Le CS devait avoir lieu fin mai. A la dernière minute, il a été reporté les 15 et 16 juin. Pour la plupart des membres, nous avions déjà des impératifs ces jours-là. Certains ont pu les sacrifier - pour ma part, je devais être aux USA pour un Congrès -, tous n’ont pas pu. Je pense que c’est la principale explication... avec le fait que cela fait plus d’un an et demi que nous donnons notre avis sur le Contrat d’objectifs et que l’inertie du texte semblait infinie. D’autre part, certains collègues du monde industriel, en plus de leur emploi du temps chargé, ne voient pas trop ce qu’ils ont à faire dans un débat entre fonctionnaires, ceux du ministère d’une part, ceux du CNRS d’autre part. Pour couronner le tout, la discussion des deux jours a été très longue et tendue avec une visite de la ministre en sus, qui a bouleversé en direct la philosophe du texte. Résultat, certains membres présents l’après-midi du 16 sont partis prendre leur train ou leur avion avant le vote. Pour me donner en exemple, j’ai voté sur le Contrat d’objectifs, mais j’étais déjà dans le métro au moment du vote des recommandations. Ceci dit, je les aurais votés, comme nous l’avons fait à l’unanimité.

Vous utilisez le terme « Contrat d’objectifs » et non pas « Contrat d’objectifs-moyens » ?
Oui. Le CNRS depuis le début utilisé cette dénomination de COM. Cela a un intérêt, c’est d’imposer au ministère la discussion sur les moyens. Mais je pensais - à tort, manifestement - que c’était illusoire. La LOLF qui nous gouverne impose à toute structure recevant de l’argent public, une signature de « Contrat d’objectifs ». Ensuite l’état réfléchit aux moyens nécessaires en construisant son budget. Cela me paraissait illusoire de sortir des mots définis par la loi. En fait, le CNRS a bien fait puisqu’il a obtenu des engagements sur les moyens. La ministre a d’ailleurs dit quelque chose de très important. Depuis quelque années, le budget du CNRS prend en compte le budget des grands instruments. De ce fait, alors que son budget semble constant depuis pas mal de temps, il a changé de nature. Une grande partie de l’argent ne fait qu’entrer-sortir. La ministre a clairement dit le 15 juin qu’elle abonderait les deux parties, les grands instruments d’une part, le budget « libre » du CNRS d’autre part. Reconnaître cette distinction est un événement important pour l’autonomie du CNRS, à mon avis.


La venue de la ministre était-elle prévue ?

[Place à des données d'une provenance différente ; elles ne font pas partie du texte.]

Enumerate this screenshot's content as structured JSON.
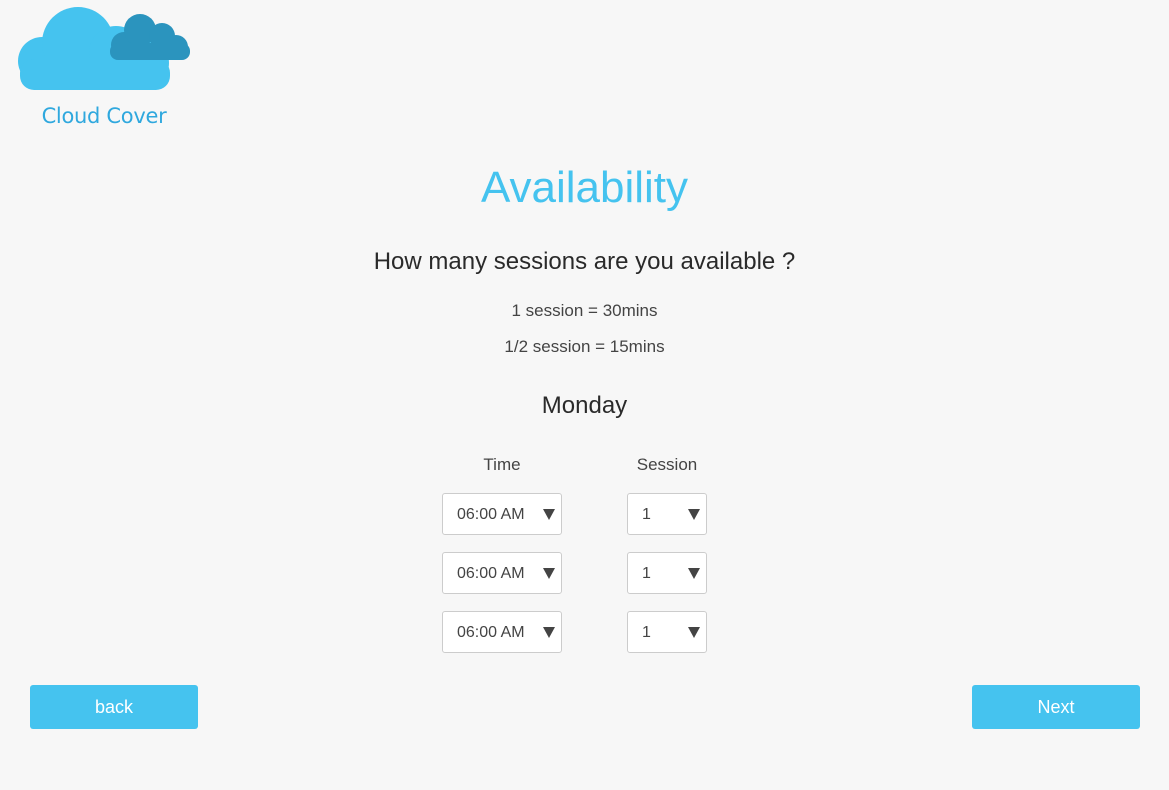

Oui et non. Je ne suis pas dans le secret des Dieux. Mais nous l’avions invitée à plusieurs reprises, avec insistance. Un des membres du Cabinet était déjà venu débattre et cela s’était passé très courtoisement. De plus, le gouvernement pouvait considérer les Européennes comme une victoire politique. La ministre avait tout intérêt à stabiliser son poste avant le remaniement, le vote des chercheurs étant très important dans la Région Ile de France qu’elle vise l’an prochain. Enfin, elle a l’habitude de dire les choses face aux « Académies » et jamais face aux syndicats. Cela fait plusieurs éléments. En tout cas, ce que j’ai retenu est une grande courtoisie, une attention aux questions... et un infléchissement de sa politique.

Sur quels points ?
J’en retiendrais deux ou trois. Tout d’abord, elle n’a jamais prononcé le mot « Campus ». Elle a par contre parlé des PRES et a présenté l’université française comme couvrant tout le territoire national. Cela change de la vision habituelle avec une dizaine de villes vraiment universitaires et une cinquantaine de « colleges ». Ensuite elle a réaffirmé la prépondérance du CNRS en termes de stratégie scientifique, sous-entendant le rôle central des UMR, avec un ralentissement du passage de la gestion des UMR vers les universités. Il est clair qu’elle a pris acte de deux choses : l’incapacité des universités volontaires à le faire, le très faible nombre d’universités voulant le faire réellement, c’est à dire en dépassant le cercle du Président de l’université concerné, en général pas du tout suivi pas ses troupes.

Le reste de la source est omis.